The Christian tradition provides texts for the elements of adoration, confession of sin, creed, praise, catechism, prayer for illumination, and prayers of intercession. The catechism element uses the Heidelberg Catechism and the Westminster Shorter Catechism, and readers recite the Apostles’ Creed, the Nicene Creed, and the Athanasian Creed on a weekly basis. An appendix includes collects from the 1552 edition of the Book of Common Prayer, though language (basically, “thees” and “thous” and verbs that end in “-th”) have been updated.
“The fixed order of the elements is to aid concentration,” Gibson writes, “while the variety of content in the elements is to avoid boredom. The repetition of Scripture readings, prayers, creeds, praises … encourages familiarity and memorization.”
Be Thou My Vision is printed beautifully and durably. My copy is hardcover in a slipcase with three ribbons to make place. I used theme to mark the day, the catechetical question, and the M’Cheyne Bible reading. I wish more Christian publishers would follow Crossway’s lead in producing aesthetically pleasing books.
On the whole, I found Gibson’s order of worship helpful. Like him, my quiet time mostly consisted of Bible reading and petitionary prayer. Organizing devotions like a “mini church service” was an improvement.

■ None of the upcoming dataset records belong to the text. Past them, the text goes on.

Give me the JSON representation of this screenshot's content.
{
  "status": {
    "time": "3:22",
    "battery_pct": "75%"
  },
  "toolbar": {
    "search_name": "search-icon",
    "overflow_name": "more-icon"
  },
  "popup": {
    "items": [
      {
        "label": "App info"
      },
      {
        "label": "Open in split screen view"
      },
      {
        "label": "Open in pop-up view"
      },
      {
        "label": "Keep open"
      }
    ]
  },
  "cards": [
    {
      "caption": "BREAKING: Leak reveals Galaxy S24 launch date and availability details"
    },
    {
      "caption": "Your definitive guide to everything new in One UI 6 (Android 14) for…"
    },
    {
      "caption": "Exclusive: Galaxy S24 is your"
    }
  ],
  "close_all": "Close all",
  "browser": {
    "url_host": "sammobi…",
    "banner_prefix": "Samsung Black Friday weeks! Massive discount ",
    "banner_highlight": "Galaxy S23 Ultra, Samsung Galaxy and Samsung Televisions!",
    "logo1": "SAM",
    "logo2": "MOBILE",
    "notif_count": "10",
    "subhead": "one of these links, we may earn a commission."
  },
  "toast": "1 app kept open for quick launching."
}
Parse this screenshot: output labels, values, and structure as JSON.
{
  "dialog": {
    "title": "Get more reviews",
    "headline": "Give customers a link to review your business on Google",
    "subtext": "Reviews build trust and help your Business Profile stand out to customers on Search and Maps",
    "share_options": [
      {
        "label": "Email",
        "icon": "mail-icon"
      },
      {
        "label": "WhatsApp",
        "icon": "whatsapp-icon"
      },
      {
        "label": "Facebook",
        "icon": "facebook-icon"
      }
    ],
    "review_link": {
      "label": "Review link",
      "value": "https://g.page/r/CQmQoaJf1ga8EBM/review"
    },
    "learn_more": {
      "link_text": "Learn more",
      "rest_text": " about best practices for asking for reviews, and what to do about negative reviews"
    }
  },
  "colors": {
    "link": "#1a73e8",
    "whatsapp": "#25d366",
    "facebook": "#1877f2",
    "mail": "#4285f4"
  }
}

The repetition also helped. The reading of the Law—Matthew 22:37–40, Deuteronomy 6:4–9; Matthew 5:3–10; John 15:9–12; Matthew 5:20, 48; 6:1, 33; 7:12; Exodus 20:1–17; 1 John 4:7–11 repeated every seven days—reminded me how central love is to the Christian ethic. And the weekly recitation of the Apostles’, Nicene, and Athanasian Creeds drilled home the Trinitarian character of Christian doctrine. In light of recent evangelical wrangling over the so-called eternal functional subordination of the Son to the Father, repeated readings of the Athanasian Creed, which repudiates any such subordination in strong terms—was a tonic.
That said, I don’t think I will continue using Be Thou My Vision in my daily quiet times. The biggest reason is that I am Arminian, while this book—especially in its use of the Heidelberg and Westminster catechisms—is most definitely Reformed (i.e., Calvinist). Also, while I can appreciate many aspects of the English Standard Version, the Bible translation underlying all of the book’s Scripture quotations, the ESV is not my go-to translation. I’m a long-time New International Version reader, and I don’t plan to jump ship for the ESV any time soon.
Even so, I have learned much from Gibson’s private daily liturgy. It is helpful to structure one’s devotions and draw on the Christian tradition even as you center your private worship around the proclamation of Scripture. That is what I will take from my month-long use of Be Thou My Vision.
Jonathan Gibson, ed., Be Thou My Vision: A Liturgy for Daily Worship (Wheaton, IL: Crossway, 2021).